The first synagogue in the District was built in 1876 at 6th and G streets NW, near what is now Capital One Arena. It was inaugurated by no less than the sitting U.S. president at the time, Ulysses S. Grant. But by 1908, its congregation outgrew the 25-by-60 foot building and they headed a few blocks away to 6th and I (in 1951, the congregation moved to its current home in Cleveland Park). Over the ensuing years, the original synagogue building served a number of other purposes before being threatened with demolition to pave the way for Metro’s headquarters.
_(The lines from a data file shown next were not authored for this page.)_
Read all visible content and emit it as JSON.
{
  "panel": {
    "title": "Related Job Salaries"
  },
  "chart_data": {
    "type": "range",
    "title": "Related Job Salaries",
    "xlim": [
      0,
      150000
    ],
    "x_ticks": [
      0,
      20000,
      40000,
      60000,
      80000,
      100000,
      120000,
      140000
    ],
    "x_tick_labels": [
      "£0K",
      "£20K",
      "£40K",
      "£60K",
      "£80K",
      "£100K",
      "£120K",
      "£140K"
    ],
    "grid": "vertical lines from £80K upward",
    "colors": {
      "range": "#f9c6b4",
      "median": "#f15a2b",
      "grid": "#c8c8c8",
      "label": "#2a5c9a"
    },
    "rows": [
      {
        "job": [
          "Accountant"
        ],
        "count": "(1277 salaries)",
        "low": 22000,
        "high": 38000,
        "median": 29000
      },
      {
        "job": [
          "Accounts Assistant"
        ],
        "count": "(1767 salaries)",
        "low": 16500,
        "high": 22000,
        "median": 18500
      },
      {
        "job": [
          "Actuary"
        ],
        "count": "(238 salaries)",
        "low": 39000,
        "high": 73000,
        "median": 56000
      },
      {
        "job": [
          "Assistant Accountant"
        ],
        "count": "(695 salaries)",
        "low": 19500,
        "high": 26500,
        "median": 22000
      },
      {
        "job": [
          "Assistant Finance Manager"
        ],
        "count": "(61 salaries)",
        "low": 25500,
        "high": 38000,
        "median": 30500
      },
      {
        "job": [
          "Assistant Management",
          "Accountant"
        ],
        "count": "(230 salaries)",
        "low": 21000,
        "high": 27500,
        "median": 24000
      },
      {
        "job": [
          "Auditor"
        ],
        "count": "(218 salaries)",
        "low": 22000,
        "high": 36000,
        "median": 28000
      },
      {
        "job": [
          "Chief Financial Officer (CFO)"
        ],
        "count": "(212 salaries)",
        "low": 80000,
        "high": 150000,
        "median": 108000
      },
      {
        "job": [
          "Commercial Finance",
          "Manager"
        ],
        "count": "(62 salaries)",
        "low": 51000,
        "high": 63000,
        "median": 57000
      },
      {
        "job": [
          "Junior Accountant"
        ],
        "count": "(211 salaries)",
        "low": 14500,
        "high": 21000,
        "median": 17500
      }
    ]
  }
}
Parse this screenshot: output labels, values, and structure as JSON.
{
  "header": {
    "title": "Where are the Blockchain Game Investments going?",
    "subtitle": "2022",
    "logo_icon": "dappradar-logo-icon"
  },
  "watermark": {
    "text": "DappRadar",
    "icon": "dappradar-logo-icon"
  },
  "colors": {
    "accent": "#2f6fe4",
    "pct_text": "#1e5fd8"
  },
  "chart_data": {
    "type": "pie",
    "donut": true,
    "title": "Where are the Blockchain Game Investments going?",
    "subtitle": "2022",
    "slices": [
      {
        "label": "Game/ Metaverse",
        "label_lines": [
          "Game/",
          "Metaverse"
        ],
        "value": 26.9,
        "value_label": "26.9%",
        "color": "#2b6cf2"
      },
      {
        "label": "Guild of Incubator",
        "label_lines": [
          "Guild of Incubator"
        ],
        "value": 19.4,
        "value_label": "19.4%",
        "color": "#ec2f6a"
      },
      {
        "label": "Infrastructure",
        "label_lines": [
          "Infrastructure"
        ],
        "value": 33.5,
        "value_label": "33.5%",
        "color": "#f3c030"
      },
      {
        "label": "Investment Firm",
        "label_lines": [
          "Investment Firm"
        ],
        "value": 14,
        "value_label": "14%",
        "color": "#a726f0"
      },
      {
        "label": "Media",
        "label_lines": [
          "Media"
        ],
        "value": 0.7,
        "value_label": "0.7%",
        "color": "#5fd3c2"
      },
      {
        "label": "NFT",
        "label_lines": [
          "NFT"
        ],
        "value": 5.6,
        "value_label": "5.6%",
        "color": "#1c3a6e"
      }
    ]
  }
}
The Jewish Historical Society of Greater Washington fought to save it, and in 1969, they moved the building three blocks away over the course of a dramatic, three-hour trek.
It spent the next few decades stationary as the Lillian & Albert Small Jewish Museum, a small historic site and home for the Jewish Historical Society of Greater Washington.
But, in recent years, with redevelopment again threatening the building’s livelihood—this time in the form of the enormous Capitol Crossing project, which is constructing three new city blocks over I-395—the group’s leaders found themselves turning to the same playbook: Pick up the 273-ton structure and move it. In November of 2016, movers hoisted the structure onto a special truck bed and pulled it 60 feet away.
Now, they’re gearing up to move it to its last home. On a Wednesday morning next month, specialty movers will roll the building down 3rd Street NW to rest, finally, a block away. There, it will eventually a key part of a much larger new museum, which will feature gallery space, classrooms, archives, offices, and a green roof space.
“[The new Capital Jewish Museum] will be a center of Jewish life and culture and will tell some of the stories that we haven’t been able to tell,” Wendy Turman, deputy director of the Jewish Historical Society, told DCist in 2016. “Our historic synagogue will the be the largest artifact in our collection and really the centerpiece, the sort of jewel in the crown of the new museum.”
After the Adas Israel building is in position, construction will begin on the rest of the modern new museum facility.
Executive director Kara Blond explains in a video about the project that when the museum finally opens, visitors will “come up the front steps, enter between the historic synagogue and the new museum—literally between the past and the future.”
The synagogue’s move will take place beginning at 9 a.m. on January 9, 2019.